We merge our data from multiple sources because it's common for different sources to provide different kinds of data (for example, one source might have politicians' dates of birth, while another has their Twitter handles).
If any of the sources themselves have clear, consistent IDs, we try to
capture those (and include them in the identifiers
field within
the JSON), because we know that sometimes it can be helpful to be able to map
back to the original data sets.
The data sources available vary immensely from country to country. And the best people to ask for the best data sources are the locals: so if you know of a good source that we’re not using in your country, let us know! Just pointing out a source to us is helpful; you don’t have to do the hard work of actually extracting the data.
You can see exactly where the data’s coming from by looking in the
EveryPolitician
data repo. Specifically, you want the sources
directory for
the legislature you’re interested in. Look inside the
instructions.json
there because that is the file EveryPolitician
uses to rebuild its data whenever something changes.
For example, the instructions (containing the explicit sources as well as
indications of how to process them) that EveryPolitician follows for putting
together its data for Australia’s House of Representatives are in this
instructions.json
file.
Amongst other things, that file tells you the type of data it’s
getting as well as URL of the resource.
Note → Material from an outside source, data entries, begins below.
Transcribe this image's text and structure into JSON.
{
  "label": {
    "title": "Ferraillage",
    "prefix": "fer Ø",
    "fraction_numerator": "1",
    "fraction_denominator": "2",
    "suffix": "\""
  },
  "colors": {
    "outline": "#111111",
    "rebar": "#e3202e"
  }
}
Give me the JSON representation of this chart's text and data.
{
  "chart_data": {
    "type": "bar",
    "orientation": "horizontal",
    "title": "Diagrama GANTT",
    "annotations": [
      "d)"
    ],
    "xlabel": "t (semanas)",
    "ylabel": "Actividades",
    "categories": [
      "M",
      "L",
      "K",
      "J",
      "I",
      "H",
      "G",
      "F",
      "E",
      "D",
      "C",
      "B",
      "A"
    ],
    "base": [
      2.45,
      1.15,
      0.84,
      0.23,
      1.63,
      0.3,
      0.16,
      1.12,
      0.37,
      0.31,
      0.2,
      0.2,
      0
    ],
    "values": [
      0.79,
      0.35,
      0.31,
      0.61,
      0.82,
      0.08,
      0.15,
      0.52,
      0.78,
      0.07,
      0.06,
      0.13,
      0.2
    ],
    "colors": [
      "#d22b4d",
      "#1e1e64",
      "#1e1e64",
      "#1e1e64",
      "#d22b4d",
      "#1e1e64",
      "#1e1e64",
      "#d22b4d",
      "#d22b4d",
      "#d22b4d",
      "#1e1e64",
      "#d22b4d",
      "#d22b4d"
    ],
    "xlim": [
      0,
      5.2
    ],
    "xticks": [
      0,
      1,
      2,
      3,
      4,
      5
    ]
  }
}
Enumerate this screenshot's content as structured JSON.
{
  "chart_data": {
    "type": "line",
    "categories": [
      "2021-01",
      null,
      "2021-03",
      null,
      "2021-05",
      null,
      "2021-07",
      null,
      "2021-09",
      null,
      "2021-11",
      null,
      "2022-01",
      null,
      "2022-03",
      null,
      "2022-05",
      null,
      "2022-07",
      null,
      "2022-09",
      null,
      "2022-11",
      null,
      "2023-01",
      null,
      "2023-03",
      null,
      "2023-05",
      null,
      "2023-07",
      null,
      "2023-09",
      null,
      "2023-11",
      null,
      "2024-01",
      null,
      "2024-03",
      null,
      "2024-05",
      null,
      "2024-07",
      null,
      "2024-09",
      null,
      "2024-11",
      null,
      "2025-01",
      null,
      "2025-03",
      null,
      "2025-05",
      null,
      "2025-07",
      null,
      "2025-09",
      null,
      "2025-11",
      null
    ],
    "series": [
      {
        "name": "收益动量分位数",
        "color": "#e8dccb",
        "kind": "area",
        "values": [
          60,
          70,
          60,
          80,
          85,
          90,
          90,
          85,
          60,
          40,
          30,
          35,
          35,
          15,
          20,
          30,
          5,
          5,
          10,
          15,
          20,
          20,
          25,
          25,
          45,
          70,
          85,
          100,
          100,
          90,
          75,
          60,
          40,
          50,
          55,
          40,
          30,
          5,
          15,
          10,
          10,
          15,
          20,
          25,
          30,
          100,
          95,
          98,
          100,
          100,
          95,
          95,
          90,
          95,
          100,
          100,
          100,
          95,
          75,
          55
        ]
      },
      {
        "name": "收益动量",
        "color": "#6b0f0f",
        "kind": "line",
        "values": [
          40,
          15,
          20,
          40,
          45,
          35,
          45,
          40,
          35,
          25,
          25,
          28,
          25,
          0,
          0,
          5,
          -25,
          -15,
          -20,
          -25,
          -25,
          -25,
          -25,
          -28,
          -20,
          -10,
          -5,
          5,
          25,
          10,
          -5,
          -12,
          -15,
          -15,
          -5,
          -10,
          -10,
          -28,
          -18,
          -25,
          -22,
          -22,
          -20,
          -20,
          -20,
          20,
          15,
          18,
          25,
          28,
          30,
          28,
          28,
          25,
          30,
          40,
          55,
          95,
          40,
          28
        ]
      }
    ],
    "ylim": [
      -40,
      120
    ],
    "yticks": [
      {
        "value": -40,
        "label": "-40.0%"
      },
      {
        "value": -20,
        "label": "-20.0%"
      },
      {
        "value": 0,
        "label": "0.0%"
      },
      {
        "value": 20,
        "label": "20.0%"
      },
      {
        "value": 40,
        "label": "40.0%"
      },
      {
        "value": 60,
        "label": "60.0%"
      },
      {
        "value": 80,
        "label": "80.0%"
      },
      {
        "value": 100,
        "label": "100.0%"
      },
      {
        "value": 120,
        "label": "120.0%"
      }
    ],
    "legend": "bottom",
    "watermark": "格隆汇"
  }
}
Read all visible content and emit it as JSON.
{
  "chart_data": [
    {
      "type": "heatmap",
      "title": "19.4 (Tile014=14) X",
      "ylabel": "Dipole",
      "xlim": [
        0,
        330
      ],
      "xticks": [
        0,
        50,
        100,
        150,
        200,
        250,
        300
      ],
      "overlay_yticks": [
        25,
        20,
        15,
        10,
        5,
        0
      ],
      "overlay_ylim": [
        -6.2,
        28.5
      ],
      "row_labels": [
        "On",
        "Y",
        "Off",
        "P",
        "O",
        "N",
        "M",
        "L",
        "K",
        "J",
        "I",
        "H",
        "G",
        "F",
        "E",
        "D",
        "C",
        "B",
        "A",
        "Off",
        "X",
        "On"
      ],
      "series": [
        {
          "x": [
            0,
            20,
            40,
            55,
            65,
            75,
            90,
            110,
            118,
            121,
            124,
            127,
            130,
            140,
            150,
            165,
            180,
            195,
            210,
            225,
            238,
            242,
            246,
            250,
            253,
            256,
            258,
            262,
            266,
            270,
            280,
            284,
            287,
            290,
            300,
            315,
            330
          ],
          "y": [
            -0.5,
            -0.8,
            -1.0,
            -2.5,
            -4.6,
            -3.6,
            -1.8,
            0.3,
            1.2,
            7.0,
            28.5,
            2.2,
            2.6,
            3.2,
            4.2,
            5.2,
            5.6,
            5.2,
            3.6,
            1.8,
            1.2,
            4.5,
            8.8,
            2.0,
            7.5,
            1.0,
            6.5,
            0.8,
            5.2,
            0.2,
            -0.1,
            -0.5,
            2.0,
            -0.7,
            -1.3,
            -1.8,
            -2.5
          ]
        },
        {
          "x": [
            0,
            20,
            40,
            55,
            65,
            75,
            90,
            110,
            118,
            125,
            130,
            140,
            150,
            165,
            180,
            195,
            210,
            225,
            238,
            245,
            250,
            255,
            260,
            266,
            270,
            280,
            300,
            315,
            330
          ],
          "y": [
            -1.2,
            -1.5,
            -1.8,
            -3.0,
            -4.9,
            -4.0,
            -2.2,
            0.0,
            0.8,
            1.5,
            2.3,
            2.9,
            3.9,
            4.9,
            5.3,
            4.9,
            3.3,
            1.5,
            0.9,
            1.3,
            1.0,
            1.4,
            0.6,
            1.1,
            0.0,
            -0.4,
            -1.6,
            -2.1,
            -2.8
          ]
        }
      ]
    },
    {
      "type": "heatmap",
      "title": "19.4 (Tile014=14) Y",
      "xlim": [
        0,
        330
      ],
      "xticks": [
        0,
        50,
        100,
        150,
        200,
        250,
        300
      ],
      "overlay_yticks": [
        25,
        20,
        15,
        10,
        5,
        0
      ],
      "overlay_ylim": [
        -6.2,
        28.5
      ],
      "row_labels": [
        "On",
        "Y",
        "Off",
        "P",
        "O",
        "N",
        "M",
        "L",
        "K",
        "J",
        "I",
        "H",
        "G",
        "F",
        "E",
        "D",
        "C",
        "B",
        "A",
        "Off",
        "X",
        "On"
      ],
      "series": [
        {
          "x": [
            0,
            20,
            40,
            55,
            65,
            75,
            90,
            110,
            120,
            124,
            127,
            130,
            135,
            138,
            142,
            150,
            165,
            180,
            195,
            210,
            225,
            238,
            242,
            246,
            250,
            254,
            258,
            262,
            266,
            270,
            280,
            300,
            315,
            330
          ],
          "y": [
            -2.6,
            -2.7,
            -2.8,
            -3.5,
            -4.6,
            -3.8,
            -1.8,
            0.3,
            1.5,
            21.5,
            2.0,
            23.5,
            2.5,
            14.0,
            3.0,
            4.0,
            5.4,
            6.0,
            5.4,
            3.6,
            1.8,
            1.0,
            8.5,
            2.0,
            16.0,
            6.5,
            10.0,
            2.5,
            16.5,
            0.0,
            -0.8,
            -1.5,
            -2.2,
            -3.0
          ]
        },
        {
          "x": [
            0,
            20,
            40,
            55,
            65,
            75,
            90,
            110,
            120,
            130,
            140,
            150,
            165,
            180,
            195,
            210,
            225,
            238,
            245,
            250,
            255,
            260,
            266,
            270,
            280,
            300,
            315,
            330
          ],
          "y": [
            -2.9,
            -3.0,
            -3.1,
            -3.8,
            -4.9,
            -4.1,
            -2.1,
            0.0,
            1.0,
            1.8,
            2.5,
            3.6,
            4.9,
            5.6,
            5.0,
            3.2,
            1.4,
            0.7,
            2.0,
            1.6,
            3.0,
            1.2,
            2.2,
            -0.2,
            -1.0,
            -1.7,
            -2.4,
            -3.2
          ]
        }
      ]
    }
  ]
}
It’s common for the resource
itself to be the output of a process that is getting data from the “raw”
source — for example, in the case of Australia, two of the sources
(one
for determining the terms available, and
another
for the politicians’ names) are the output of a single webscraper running
here:
morph.io/tmtmtmtm/australia-openaustralia
.
If you look at
the scraper's source code,
you can see that the scraper itself is getting data from
OpenAustralia's data site.